XXI.
Gli affari di Lorenzo Moro andavano male da
qualche tempo.
Paolino Tornaghi come principale agente e uomo
di fiducia della casa commerciale si sforzava a tenere dritta la barca nella
tempesta, ma non aveva l'autorità sufficiente alla bisogna ponderosa. I
facchini, abbandonati dall'occhio freddo di Lorenzo e non più serrati da una
disciplina inflessibile, tardavano a presentarsi in magazzino o vi giungevano
brilli, cosicchè le vendite e le spedizioni si facevano con lentezza e senza
quelle cure meticolose le quali ne assicuravano la riuscita.
Spesseggiavano i protesti dei committenti per
interi carichi di tonnellate, che, perchè non fossero respinti, venivan
ribassati fino a un prezzo rovinoso; e i mercanti, avvezzi a trattar con
Lorenzo e ad essere serviti presto, non ascoltavano i commessi; Lorenzo non
permetteva discussioni e nelle rare discussioni vinceva sempre; con gli
impiegati, i mercanti discutevano e imponevano il prezzo.
Poi, a poco a poco, uno per uno, disertavano;
erano attratti da quei negozianti che Lorenzo Moro aveva schiacciati alcuni
anni addietro dopo la lotta furibonda capitanata da Mariano Frigerio.

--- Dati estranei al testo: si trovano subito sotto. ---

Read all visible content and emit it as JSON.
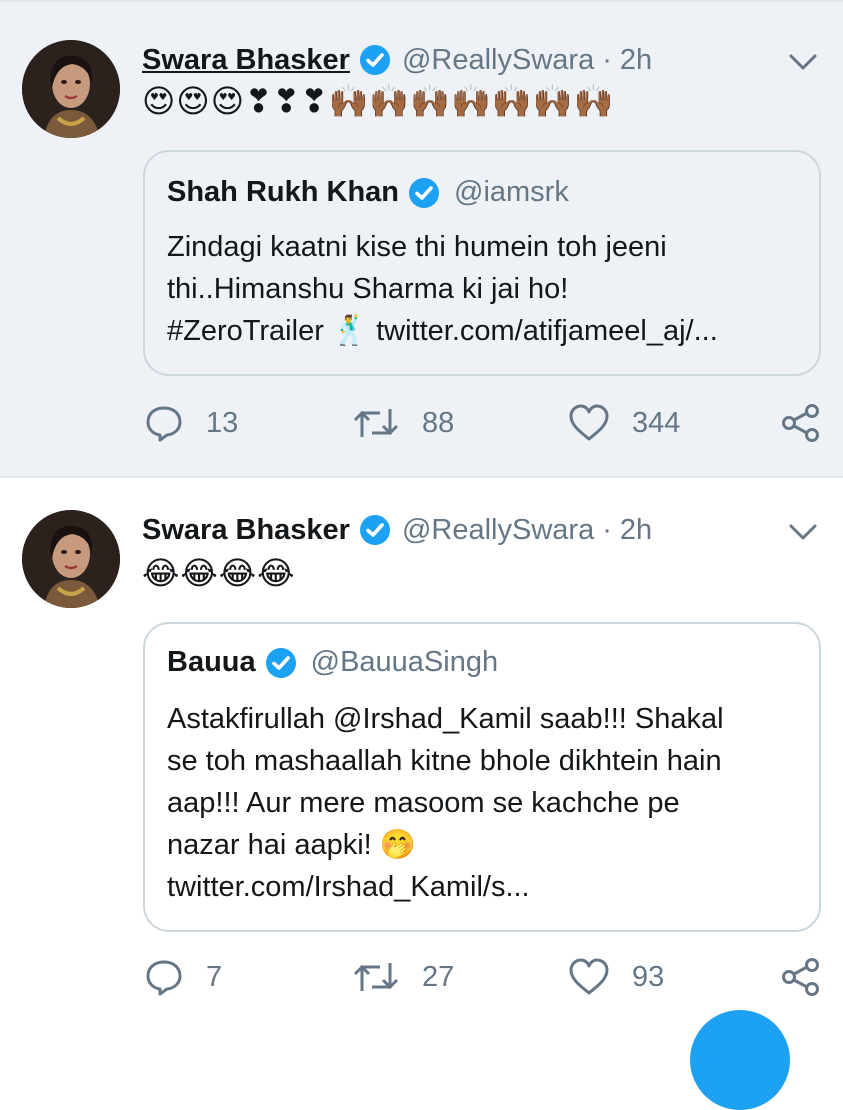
{
  "colors": {
    "accent": "#1da1f2",
    "muted": "#657786",
    "border": "#ccd6dd",
    "highlight_background": "#eef2f6"
  },
  "tweets": [
    {
      "name": "Swara Bhasker",
      "handle": "@ReallySwara",
      "separator": "·",
      "time": "2h",
      "emojis": "😍😍😍❣❣❣🙌🏾🙌🏾🙌🏾🙌🏾🙌🏾🙌🏾🙌🏾",
      "quoted": {
        "name": "Shah Rukh Khan",
        "handle": "@iamsrk",
        "text_lines": [
          "Zindagi kaatni kise thi humein toh jeeni",
          "thi..Himanshu Sharma ki jai ho!",
          "#ZeroTrailer 🕺  twitter.com/atifjameel_aj/..."
        ]
      },
      "replies": "13",
      "retweets": "88",
      "likes": "344"
    },
    {
      "name": "Swara Bhasker",
      "handle": "@ReallySwara",
      "separator": "·",
      "time": "2h",
      "emojis": "😂😂😂😂",
      "quoted": {
        "name": "Bauua",
        "handle": "@BauuaSingh",
        "text_lines": [
          "Astakfirullah @Irshad_Kamil saab!!! Shakal",
          "se toh mashaallah kitne bhole dikhtein hain",
          "aap!!! Aur mere masoom se kachche pe",
          "nazar hai aapki! 🤭",
          "twitter.com/Irshad_Kamil/s..."
        ]
      },
      "replies": "7",
      "retweets": "27",
      "likes": "93"
    }
  ]
}
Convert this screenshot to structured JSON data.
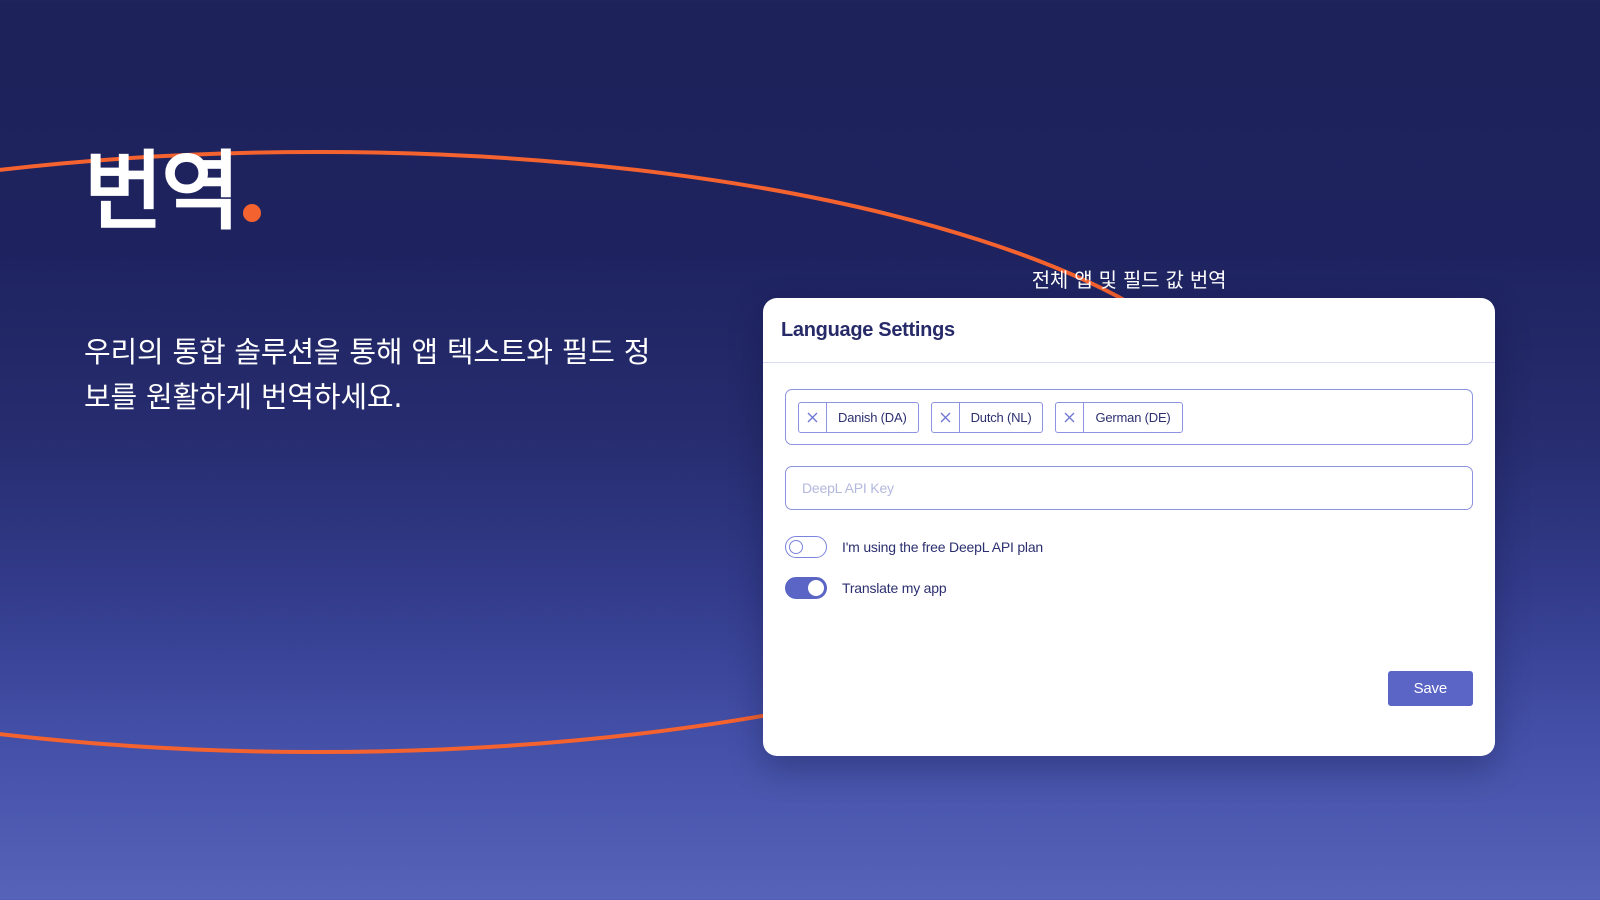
{
  "colors": {
    "bg_top": "#1D2259",
    "bg_bottom": "#5663B8",
    "accent_orange": "#F4622F",
    "accent_purple": "#5B65C6",
    "card_bg": "#FFFFFF",
    "border_purple": "#8D93E0",
    "title_navy": "#272A68"
  },
  "hero": {
    "logo_word": "번역",
    "logo_dot_icon": "orange-dot-icon",
    "description": "우리의 통합 솔루션을 통해 앱 텍스트와 필드 정보를 원활하게 번역하세요."
  },
  "decoration": {
    "arc_icon": "orange-arc-curve"
  },
  "card": {
    "caption": "전체 앱 및 필드 값 번역",
    "title": "Language Settings",
    "languages": [
      {
        "label": "Danish (DA)",
        "remove_icon": "close-x-icon"
      },
      {
        "label": "Dutch (NL)",
        "remove_icon": "close-x-icon"
      },
      {
        "label": "German (DE)",
        "remove_icon": "close-x-icon"
      }
    ],
    "api_key": {
      "placeholder": "DeepL API Key",
      "value": ""
    },
    "toggles": [
      {
        "label": "I'm using the free DeepL API plan",
        "state": "off"
      },
      {
        "label": "Translate my app",
        "state": "on"
      }
    ],
    "save_label": "Save"
  }
}
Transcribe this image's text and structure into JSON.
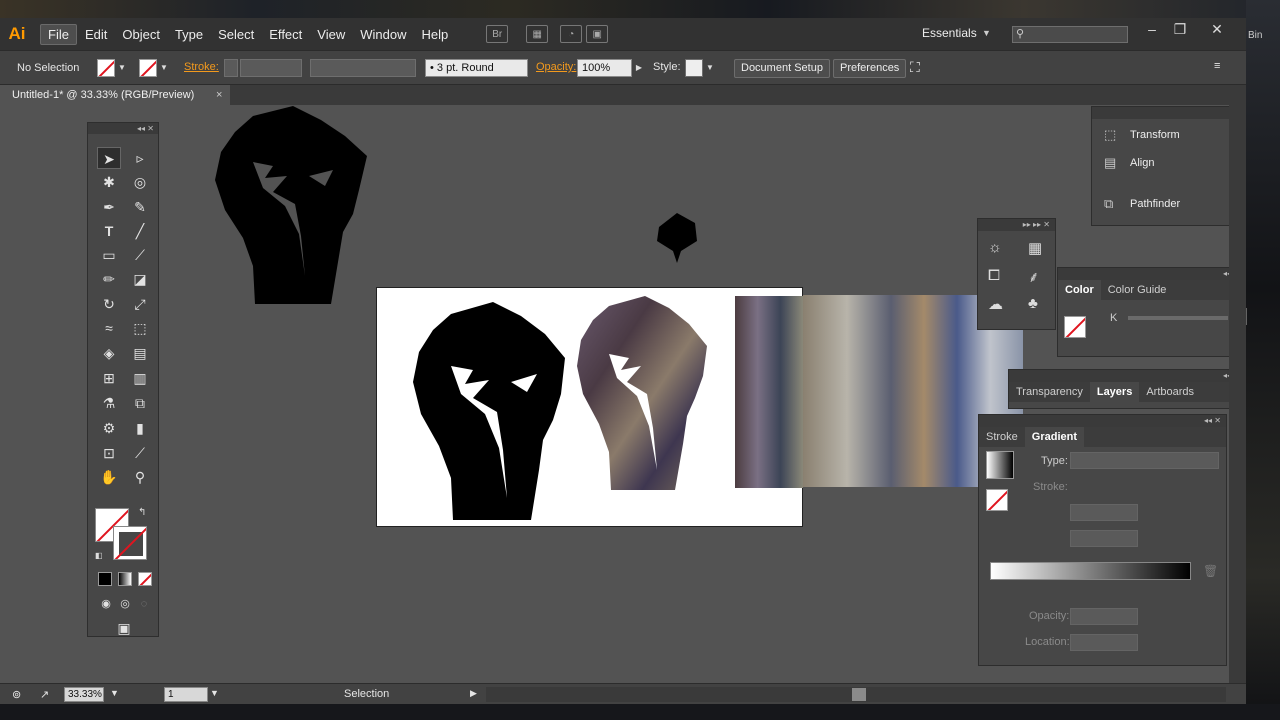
{
  "menubar": {
    "logo": "Ai",
    "menus": [
      "File",
      "Edit",
      "Object",
      "Type",
      "Select",
      "Effect",
      "View",
      "Window",
      "Help"
    ],
    "br_icon": "Br",
    "workspace": "Essentials",
    "search_placeholder": ""
  },
  "control": {
    "selection": "No Selection",
    "stroke_label": "Stroke:",
    "brush": "3 pt. Round",
    "opacity_label": "Opacity:",
    "opacity_value": "100%",
    "style_label": "Style:",
    "document_setup": "Document Setup",
    "preferences": "Preferences"
  },
  "document": {
    "tab_title": "Untitled-1* @ 33.33% (RGB/Preview)",
    "close": "×"
  },
  "right_top_panel": {
    "items": [
      "Transform",
      "Align",
      "Pathfinder"
    ]
  },
  "color_panel": {
    "tabs": [
      "Color",
      "Color Guide"
    ],
    "k_label": "K",
    "k_value": "",
    "pct": "%"
  },
  "layers_panel": {
    "tabs": [
      "Transparency",
      "Layers",
      "Artboards"
    ]
  },
  "gradient_panel": {
    "tabs": [
      "Stroke",
      "Gradient"
    ],
    "type_label": "Type:",
    "stroke_label": "Stroke:",
    "opacity_label": "Opacity:",
    "location_label": "Location:"
  },
  "status": {
    "zoom": "33.33%",
    "artboard": "1",
    "tool": "Selection"
  },
  "desktop": {
    "label": "Bin"
  }
}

Ora i
vinti rialzavano il capo; lo sbevazzare di Lorenzo preparava il loro trionfo, e
non combattevano l'antico avversario con dissennati ribassi, ma con la
puntualità e la speditezza, con la bontà della merce e la rapidità del
servizio.
Il bottigliere Carlotto era il loro più
formidabile alleato; pensava lui a somministrare a Lorenzo quanto bastava per
le stoppe colossali, che lo mettevano fuor di combattimento.

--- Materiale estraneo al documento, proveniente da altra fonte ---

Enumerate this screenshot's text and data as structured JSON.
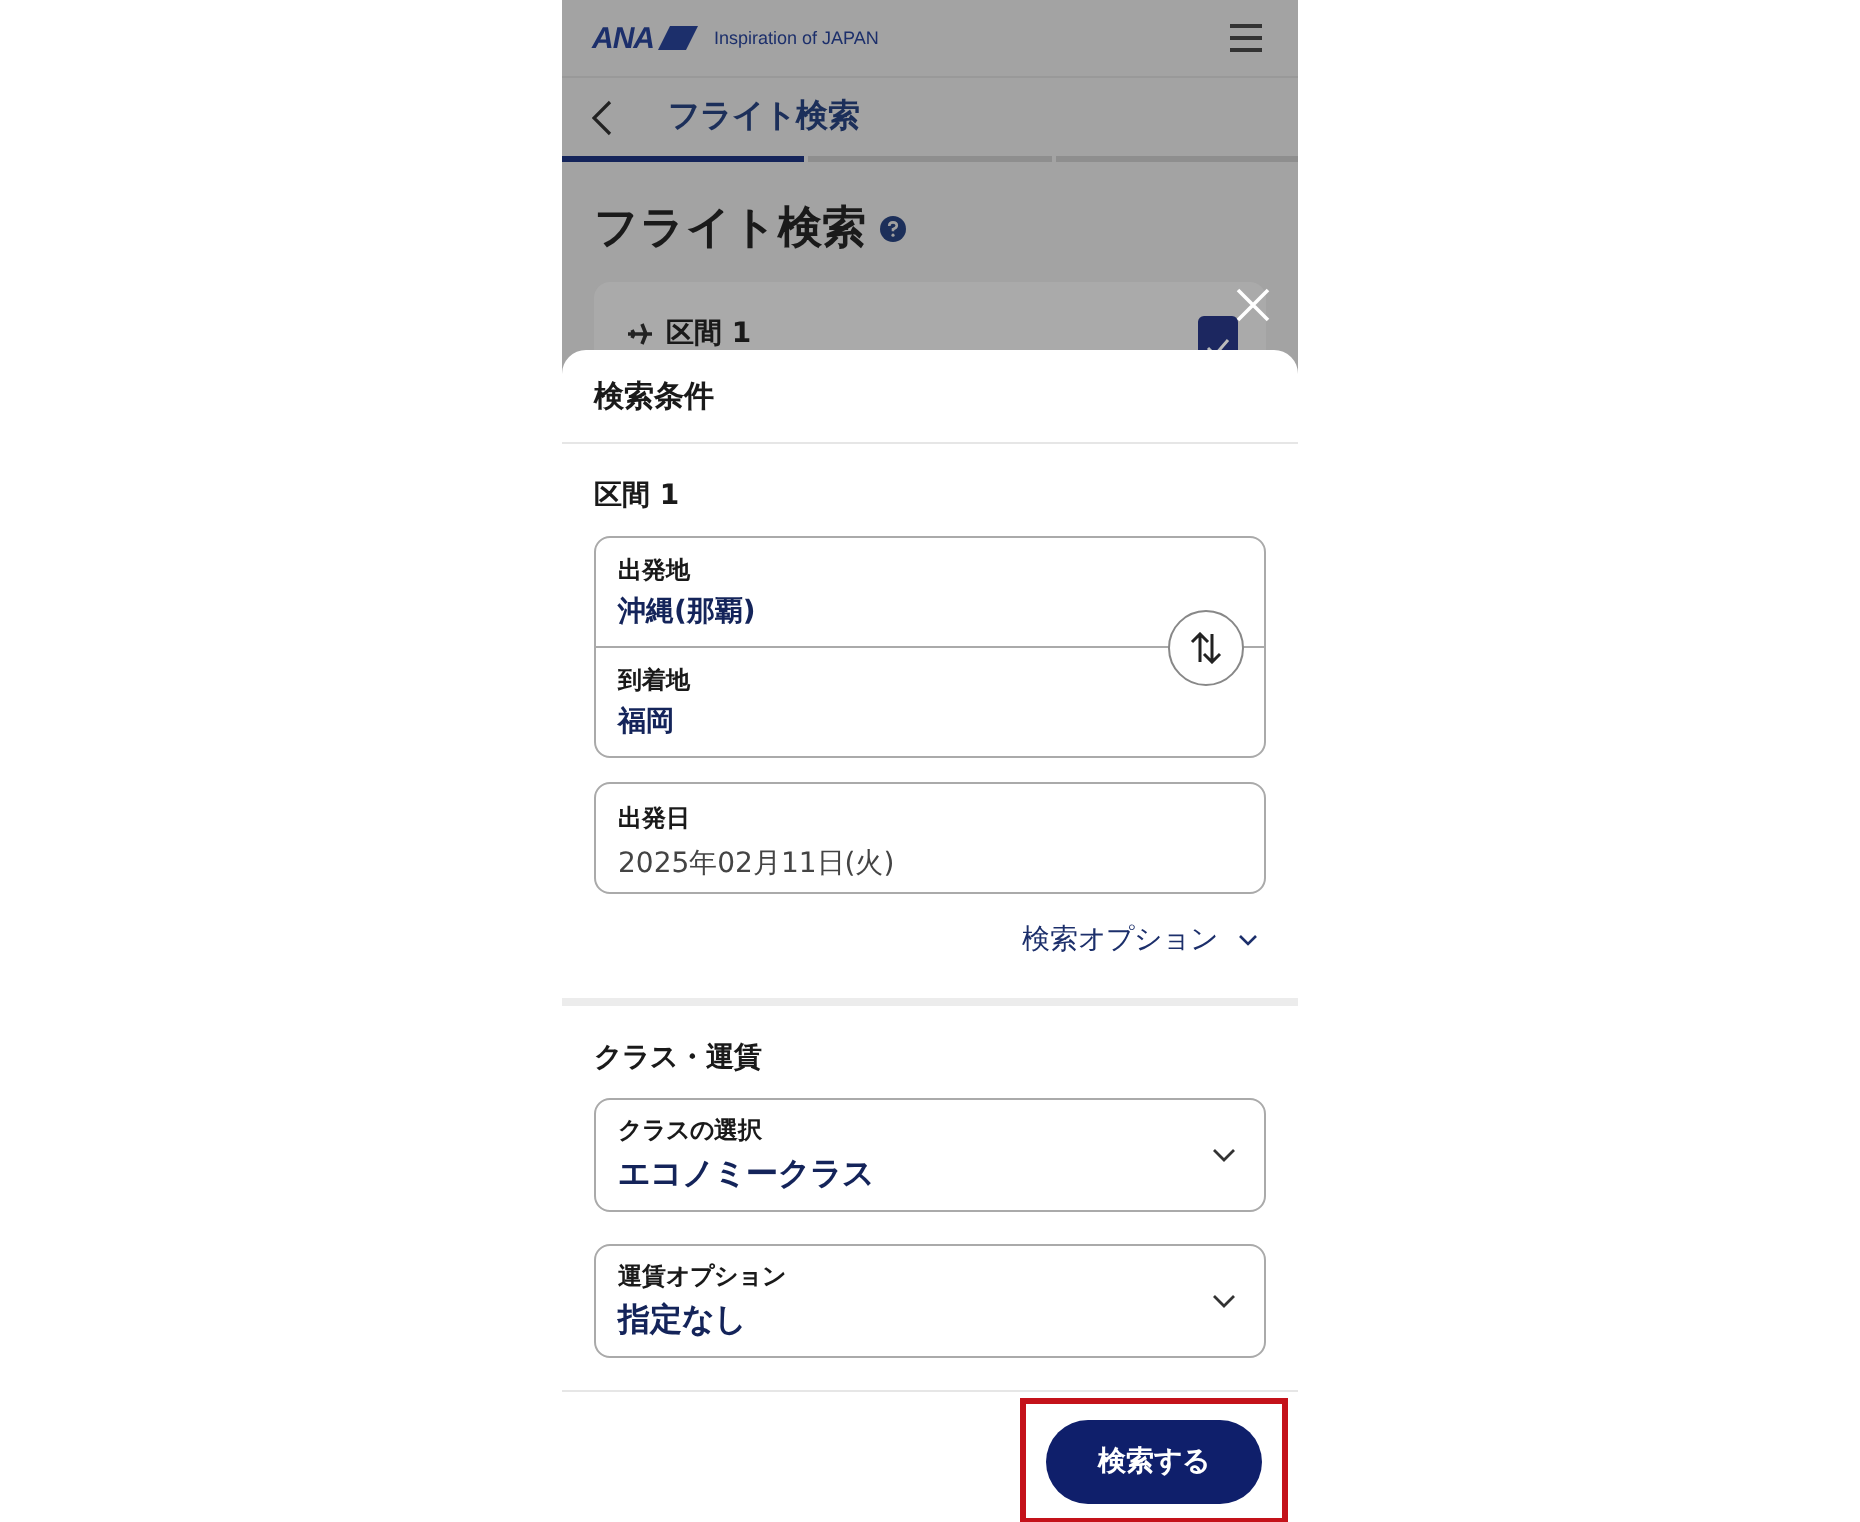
{
  "header": {
    "logo": "ANA",
    "tagline": "Inspiration of JAPAN"
  },
  "nav": {
    "title": "フライト検索"
  },
  "steps": [
    {
      "selected": true
    },
    {
      "selected": false
    },
    {
      "selected": false
    }
  ],
  "page_title": "フライト検索",
  "segment_card": {
    "label": "区間 1",
    "checked": true
  },
  "sheet": {
    "title": "検索条件",
    "route_section": {
      "title": "区間 1",
      "departure": {
        "label": "出発地",
        "value": "沖縄(那覇)"
      },
      "arrival": {
        "label": "到着地",
        "value": "福岡"
      },
      "date": {
        "label": "出発日",
        "value": "2025年02月11日(火)"
      },
      "options_link": "検索オプション"
    },
    "class_section": {
      "title": "クラス・運賃",
      "selects": [
        {
          "label": "クラスの選択",
          "value": "エコノミークラス"
        },
        {
          "label": "運賃オプション",
          "value": "指定なし"
        }
      ]
    },
    "submit": {
      "label": "検索する",
      "highlighted": true
    }
  }
}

Gli avversari conquistavano con andare lento e
sicuro il commercio di Lorenzo Moro, non soltanto sui mercati italiani, ma
anche all'estero. Alcune ditte di Pietroburgo e di Vienna rifiutavano già di
trattar con la Casa Moro, e si rivolgevano spontaneamente ai suoi nemici, i
quali lavoravan con uno zelo appena superato dalla gioia di fiaccare il padrone
della vigilia.
- Chi ce l'avrebbe detto? - osservava uno di
quei vinti che si rimettevano. - Se ci fosse qui il povero Mariano Frigerio non
crederebbe alla realtà!... Ancora sei mesi, e Lorenzo Moro dovrà chiudere, o
saltare.
- Salterà, salterà! - disse un altro. - Non c'è
da temere una sorpresa. Beve cinque bicchieri d'assenzio al giorno oltre il
rhum e l'acquavite; è una cura infallibile!

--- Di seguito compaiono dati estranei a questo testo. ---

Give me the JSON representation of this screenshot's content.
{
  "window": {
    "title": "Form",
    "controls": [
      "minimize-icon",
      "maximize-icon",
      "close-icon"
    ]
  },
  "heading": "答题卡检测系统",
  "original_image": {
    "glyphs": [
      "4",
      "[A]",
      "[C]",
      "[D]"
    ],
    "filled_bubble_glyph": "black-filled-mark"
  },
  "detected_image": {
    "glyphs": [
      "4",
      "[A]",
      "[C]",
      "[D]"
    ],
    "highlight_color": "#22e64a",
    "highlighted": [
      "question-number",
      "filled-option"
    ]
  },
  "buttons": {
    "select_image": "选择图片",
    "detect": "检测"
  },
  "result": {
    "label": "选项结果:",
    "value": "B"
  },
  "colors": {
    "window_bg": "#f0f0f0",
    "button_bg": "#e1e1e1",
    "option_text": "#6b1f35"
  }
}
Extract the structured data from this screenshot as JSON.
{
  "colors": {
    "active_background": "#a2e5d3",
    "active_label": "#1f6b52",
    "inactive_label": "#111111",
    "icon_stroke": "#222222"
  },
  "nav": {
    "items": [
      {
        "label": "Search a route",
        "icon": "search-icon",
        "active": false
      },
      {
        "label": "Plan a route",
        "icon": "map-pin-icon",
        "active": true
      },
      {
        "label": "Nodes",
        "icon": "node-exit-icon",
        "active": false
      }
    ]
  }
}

Paolino Tornaghi e alcuni altri pochi fedeli
erano così addolorati, che avrebbero pianto. Stavan sulla breccia con Lorenzo
dai tempi in cui questi lottava furiosamente, aiutato di straforo da Edoardo; e
s'erano affezionati all'impresa, nata sotto i loro occhi, ingranditasi d'anno
in anno, divenuta possente, citata a modello. Ora se la vedevano crollare, tra
il giòlito e i battimani dei concorrenti, che ronzavano intorno come uccelli
predaci, per istrapparne ogni giorno un pezzo.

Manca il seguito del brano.